Elimi uzattığımda dokunacak kadar yakın, gözümü açtığımda görebileceğim kadar net olabilmeni isterdim.
Ancak bu denli flu olan hayatta gerçek bir “barış” görebilmek bu kadar kolay olabilir miydi?
Keşke olsaydı…
Bu küçücük adada bunca belirsizliğin ortasında kan ve gözyaşı saklı tüm hatırlarımızda.
Ben savaşı yaşamamış bir neslin çocuğuyum belki …
Yine de hayatın başlı başına bir savaş olduğunu öğrenecek kadar uzun yaşamış gibiyim.
Dünya Barış Günü dediler inanmadım…
Barışın anlatılması gereken bir günde savaş çığırtkanlıkları kan ve gözyaşı gördüm sadece.
Ne Suriye gitti gözümün önünden, ne de unutabildim İstanbul’u Taksim sokaklarını.
Hayattaki daha pek çok şey gibi barışında bir “ütopya”dan öte olamayacağını anladım artık ben.
Belki de ondandır umutsuzluğum, bitmeyen mutsuzluğum.

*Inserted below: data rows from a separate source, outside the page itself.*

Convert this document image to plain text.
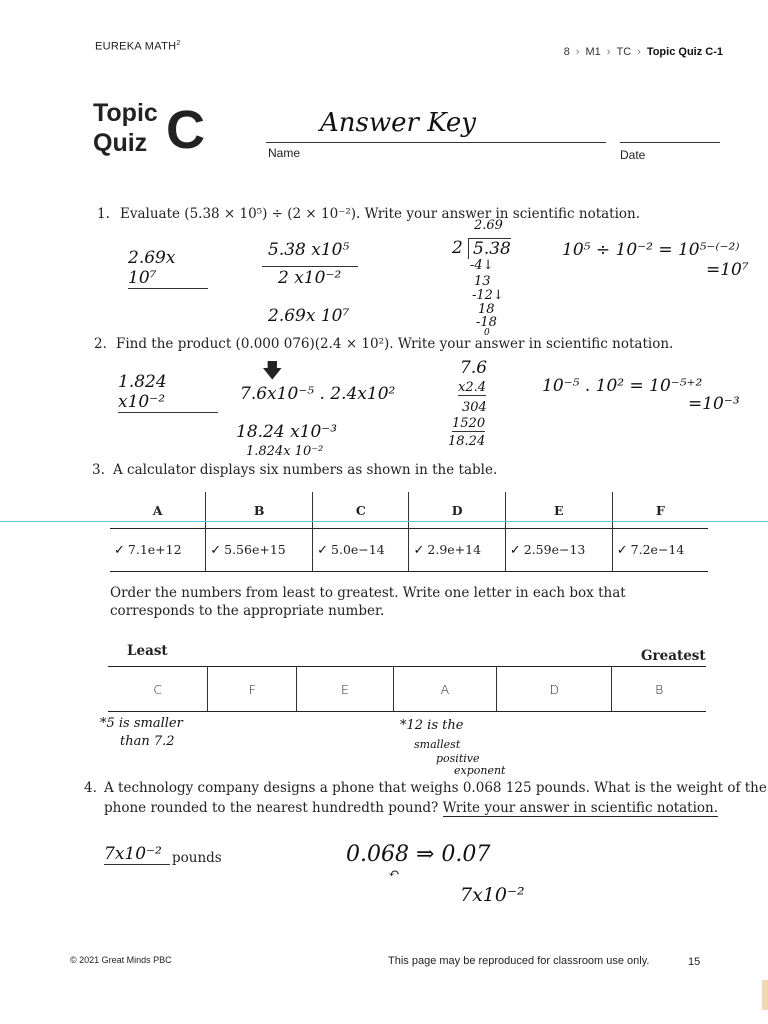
EUREKA MATH$^2$
8 › M1 › TC › Topic Quiz C-1
Topic
Quiz C	Name	Date
Answer Key
1. Evaluate (5.38 × 10⁵) ÷ (2 × 10⁻²). Write your answer in scientific notation.
2.69x 10⁷
5.38 x10⁵
2 x10⁻²
2.69x 10⁷
2.69
2 5.38
-4↓
13
-12↓
18
-18
0
10⁵ ÷ 10⁻² = 10⁵⁻⁽⁻²⁾
=10⁷
2. Find the product (0.000 076)(2.4 × 10²). Write your answer in scientific notation.
1.824 x10⁻²
🡇
7.6x10⁻⁵ . 2.4x10²
18.24 x10⁻³
1.824x 10⁻²
7.6
x2.4
304
1520
18.24
10⁻⁵ . 10² = 10⁻⁵⁺²
=10⁻³
3. A calculator displays six numbers as shown in the table.
A	B	C	D	E	F
✓ 7.1e+12	✓ 5.56e+15	✓ 5.0e−14	✓ 2.9e+14	✓ 2.59e−13	✓ 7.2e−14
Order the numbers from least to greatest. Write one letter in each box that corresponds to the appropriate number.
Least	Greatest
C	F	E	A	D	B
*5 is smaller
than 7.2
*12 is the
smallest
positive
exponent
4. A technology company designs a phone that weighs 0.068 125 pounds. What is the weight of the
phone rounded to the nearest hundredth pound? Write your answer in scientific notation.
7x10⁻² pounds	0.068 ⇒ 0.07
↶
7x10⁻²
© 2021 Great Minds PBC	This page may be reproduced for classroom use only.	15
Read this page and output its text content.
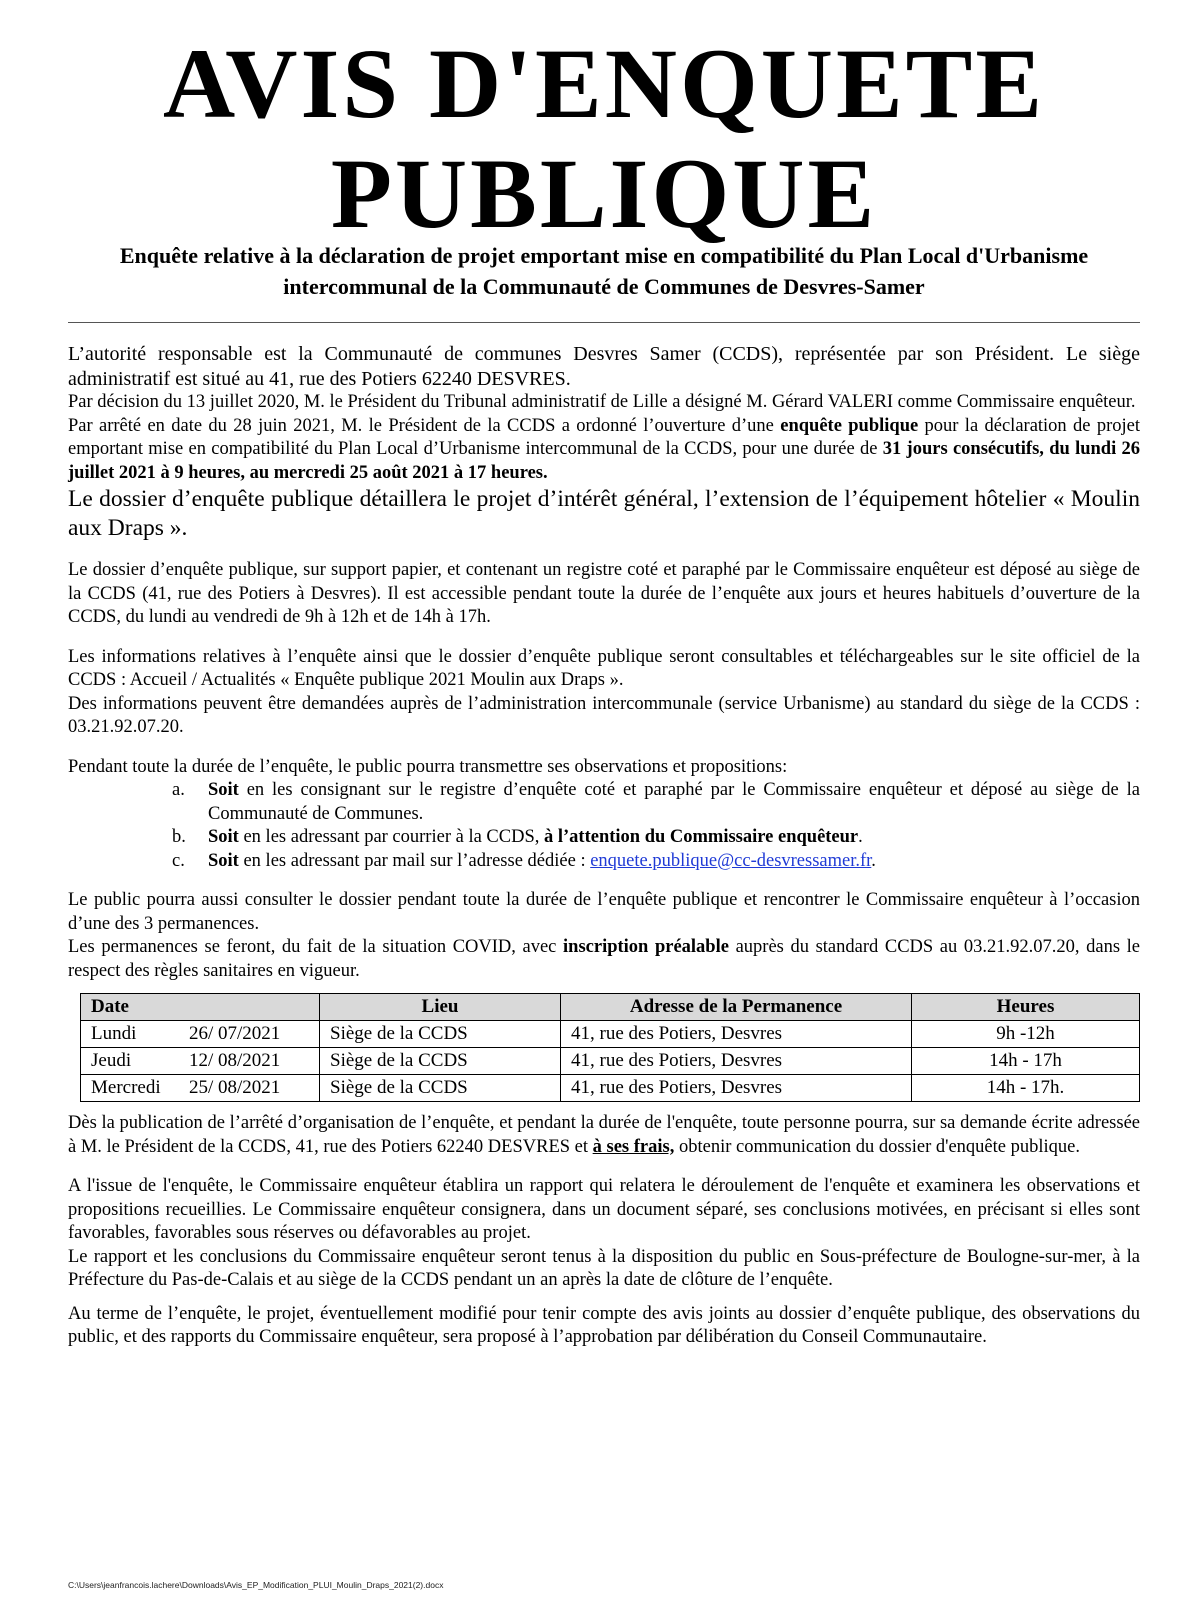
AVIS D'ENQUETE
PUBLIQUE
Enquête relative à la déclaration de projet emportant mise en compatibilité du Plan Local d'Urbanisme intercommunal de la Communauté de Communes de Desvres-Samer

L’autorité responsable est la Communauté de communes Desvres Samer (CCDS), représentée par son Président. Le siège administratif est situé au 41, rue des Potiers 62240 DESVRES.

Par décision du 13 juillet 2020, M. le Président du Tribunal administratif de Lille a désigné M. Gérard VALERI comme Commissaire enquêteur.

Par arrêté en date du 28 juin 2021, M. le Président de la CCDS a ordonné l’ouverture d’une enquête publique pour la déclaration de projet emportant mise en compatibilité du Plan Local d’Urbanisme intercommunal de la CCDS, pour une durée de 31 jours consécutifs, du lundi 26 juillet 2021 à 9 heures, au mercredi 25 août 2021 à 17 heures.

Le dossier d’enquête publique détaillera le projet d’intérêt général, l’extension de l’équipement hôtelier « Moulin aux Draps ».

Le dossier d’enquête publique, sur support papier, et contenant un registre coté et paraphé par le Commissaire enquêteur est déposé au siège de la CCDS (41, rue des Potiers à Desvres). Il est accessible pendant toute la durée de l’enquête aux jours et heures habituels d’ouverture de la CCDS, du lundi au vendredi de 9h à 12h et de 14h à 17h.

Les informations relatives à l’enquête ainsi que le dossier d’enquête publique seront consultables et téléchargeables sur le site officiel de la CCDS : Accueil / Actualités « Enquête publique 2021 Moulin aux Draps ».

Des informations peuvent être demandées auprès de l’administration intercommunale (service Urbanisme) au standard du siège de la CCDS : 03.21.92.07.20.

Pendant toute la durée de l’enquête, le public pourra transmettre ses observations et propositions:

a. Soit en les consignant sur le registre d’enquête coté et paraphé par le Commissaire enquêteur et déposé au siège de la Communauté de Communes.
b. Soit en les adressant par courrier à la CCDS, à l’attention du Commissaire enquêteur.
c. Soit en les adressant par mail sur l’adresse dédiée : enquete.publique@cc-desvressamer.fr.

Le public pourra aussi consulter le dossier pendant toute la durée de l’enquête publique et rencontrer le Commissaire enquêteur à l’occasion d’une des 3 permanences.

Les permanences se feront, du fait de la situation COVID, avec inscription préalable auprès du standard CCDS au 03.21.92.07.20, dans le respect des règles sanitaires en vigueur.

Date	Lieu	Adresse de la Permanence	Heures
Lundi 26/ 07/2021	Siège de la CCDS	41, rue des Potiers, Desvres	9h -12h
Jeudi 12/ 08/2021	Siège de la CCDS	41, rue des Potiers, Desvres	14h - 17h
Mercredi 25/ 08/2021	Siège de la CCDS	41, rue des Potiers, Desvres	14h - 17h.

Dès la publication de l’arrêté d’organisation de l’enquête, et pendant la durée de l'enquête, toute personne pourra, sur sa demande écrite adressée à M. le Président de la CCDS, 41, rue des Potiers 62240 DESVRES et à ses frais, obtenir communication du dossier d'enquête publique.

A l'issue de l'enquête, le Commissaire enquêteur établira un rapport qui relatera le déroulement de l'enquête et examinera les observations et propositions recueillies. Le Commissaire enquêteur consignera, dans un document séparé, ses conclusions motivées, en précisant si elles sont favorables, favorables sous réserves ou défavorables au projet.

Le rapport et les conclusions du Commissaire enquêteur seront tenus à la disposition du public en Sous-préfecture de Boulogne-sur-mer, à la Préfecture du Pas-de-Calais et au siège de la CCDS pendant un an après la date de clôture de l’enquête.

Au terme de l’enquête, le projet, éventuellement modifié pour tenir compte des avis joints au dossier d’enquête publique, des observations du public, et des rapports du Commissaire enquêteur, sera proposé à l’approbation par délibération du Conseil Communautaire.

C:\Users\jeanfrancois.lachere\Downloads\Avis_EP_Modification_PLUI_Moulin_Draps_2021(2).docx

Nedeni bilinmez belki ama bir savaşın artık kapımıza kadar geldiği apaçık ortada.
Aslında ne farkı olacak akıp giden hayatın dünden, bugüne, bu günden yarına.
Bu güne kadar barış içinde mi yaşamıştık sanki de bundan sonraki savaş bizi korkutacaktı.
Yoksa barışı bir türlü bulamadığımızı bir ben mi fark etmiştim
Bu flu hayatlarımızda…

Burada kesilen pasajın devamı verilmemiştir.